On Feb. 18, chef John Folse and South Carolina hog farmer Tank Jackson will host the second annual Fête Des Bouchers (boucherie) at White Oak Plantation.

Approximately 60 chefs and butchers will be cooking at the event, which runs from 8 a.m. to 3 p.m. at White Oak, 17660 Oneal Lane, Baton Rouge. One hundred tickets, at $50 each, are available to those who would like to watch. The ticket price includes a “Spoils of the Boucherie” lunch, three drink tickets, lectures and charcuterie-making demonstrations as well as access to all boucherie cooking stations. Purchasing tickets in advance is encouraged. Call White Oak at (225) 751-1882.

The French word boucherie actually means butcher shop, but it is also the word for a social event that in the past brought together communities, and today unites lovers of Cajun culture across the state and even the country. Participating butchers and chefs this year hail from South Carolina, Alabama, Illinois, Colorado and even British Columbia.
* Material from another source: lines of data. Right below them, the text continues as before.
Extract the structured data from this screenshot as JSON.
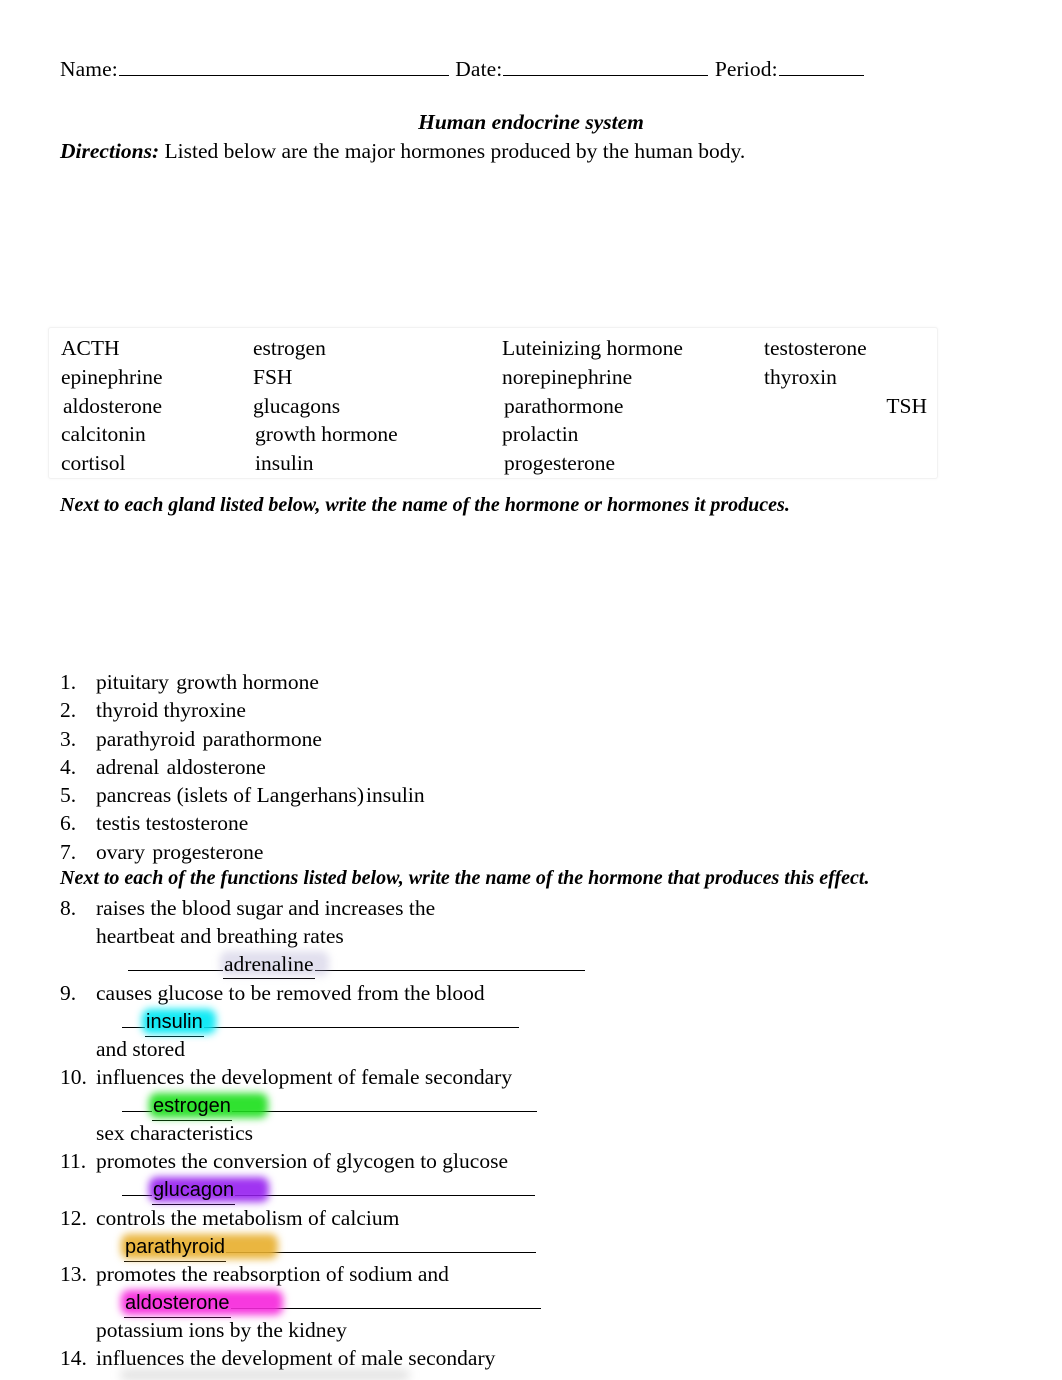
{
  "header": {
    "name_label": "Name:",
    "date_label": "Date:",
    "period_label": "Period:"
  },
  "title": "Human endocrine system",
  "directions": {
    "label": "Directions:",
    "text": " Listed below are the major hormones produced by the human body."
  },
  "subdirections": {
    "glands": "Next to each gland listed below, write the name of the hormone or hormones it produces.",
    "functions": "Next to each of the functions listed below, write the name of the hormone that produces this effect."
  },
  "word_bank": {
    "column1": [
      "ACTH",
      "epinephrine",
      "aldosterone",
      "calcitonin",
      "cortisol"
    ],
    "column2": [
      "estrogen",
      "FSH",
      "glucagons",
      "growth hormone",
      "insulin"
    ],
    "column3": [
      "Luteinizing hormone",
      "norepinephrine",
      "parathormone",
      "prolactin",
      "progesterone"
    ],
    "column4": [
      "testosterone",
      "thyroxin",
      "TSH"
    ]
  },
  "gland_items": [
    {
      "num": "1.",
      "gland": "pituitary ",
      "answer": "growth hormone"
    },
    {
      "num": "2.",
      "gland": "thyroid ",
      "answer": "thyroxine"
    },
    {
      "num": "3.",
      "gland": "parathyroid ",
      "answer": "parathormone"
    },
    {
      "num": "4.",
      "gland": "adrenal ",
      "answer": "aldosterone"
    },
    {
      "num": "5.",
      "gland": "pancreas (islets of Langerhans)",
      "answer": "insulin"
    },
    {
      "num": "6.",
      "gland": "testis ",
      "answer": "testosterone"
    },
    {
      "num": "7.",
      "gland": "ovary ",
      "answer": "progesterone"
    }
  ],
  "function_items": [
    {
      "num": "8.",
      "line1": "raises the blood sugar and increases the",
      "line2": "heartbeat and breathing rates",
      "lead_underscores": "_________",
      "answer": "adrenaline",
      "trail_underscores": "______________________",
      "line3": ""
    },
    {
      "num": "9.",
      "line1": "causes glucose to be removed from the blood",
      "line2": "",
      "lead_underscores": "___",
      "answer": "insulin",
      "trail_underscores": "___________________________",
      "line3": "and stored"
    },
    {
      "num": "10.",
      "line1": "influences the development of female secondary",
      "line2": "",
      "lead_underscores": "____",
      "answer": "estrogen",
      "trail_underscores": "_______________________",
      "line3": "sex characteristics"
    },
    {
      "num": "11.",
      "line1": "promotes the conversion of glycogen to glucose",
      "line2": "",
      "lead_underscores": "____",
      "answer": "glucagon",
      "trail_underscores": "_______________________",
      "line3": ""
    },
    {
      "num": "12.",
      "line1": "controls the metabolism of calcium",
      "line2": "",
      "lead_underscores": "",
      "answer": "parathyroid",
      "trail_underscores": "________________________",
      "line3": ""
    },
    {
      "num": "13.",
      "line1": "promotes the reabsorption of sodium and",
      "line2": "",
      "lead_underscores": "",
      "answer": "aldosterone",
      "trail_underscores": "_______________________",
      "line3": "potassium ions by the kidney"
    },
    {
      "num": "14.",
      "line1": "influences the development of male secondary",
      "line2": "",
      "lead_underscores": "",
      "answer": "",
      "trail_underscores": "",
      "line3": ""
    }
  ],
  "highlight_colors": {
    "rose": "#d2829b",
    "salmon": "#e28470",
    "gold": "#f6c43e",
    "periwinkle": "#96aae1",
    "cyan": "#00e7f3",
    "green": "#1ee01e",
    "purple": "#961ef0",
    "magenta": "#f628dc",
    "lavender": "#a8a0cd"
  }
}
“Last year, my purpose for having the boucherie was to preserve this dying food tradition of South Louisiana for broadcast on PBS,” Folse said. “This year, we are dedicated to keeping our food heritage alive by focusing on the educational aspect of the boucherie by teaching others how to make these delicacies, such as hogs head cheese, andouille, boudin, smoked sausage, cracklin and other spoils of the boucherie.”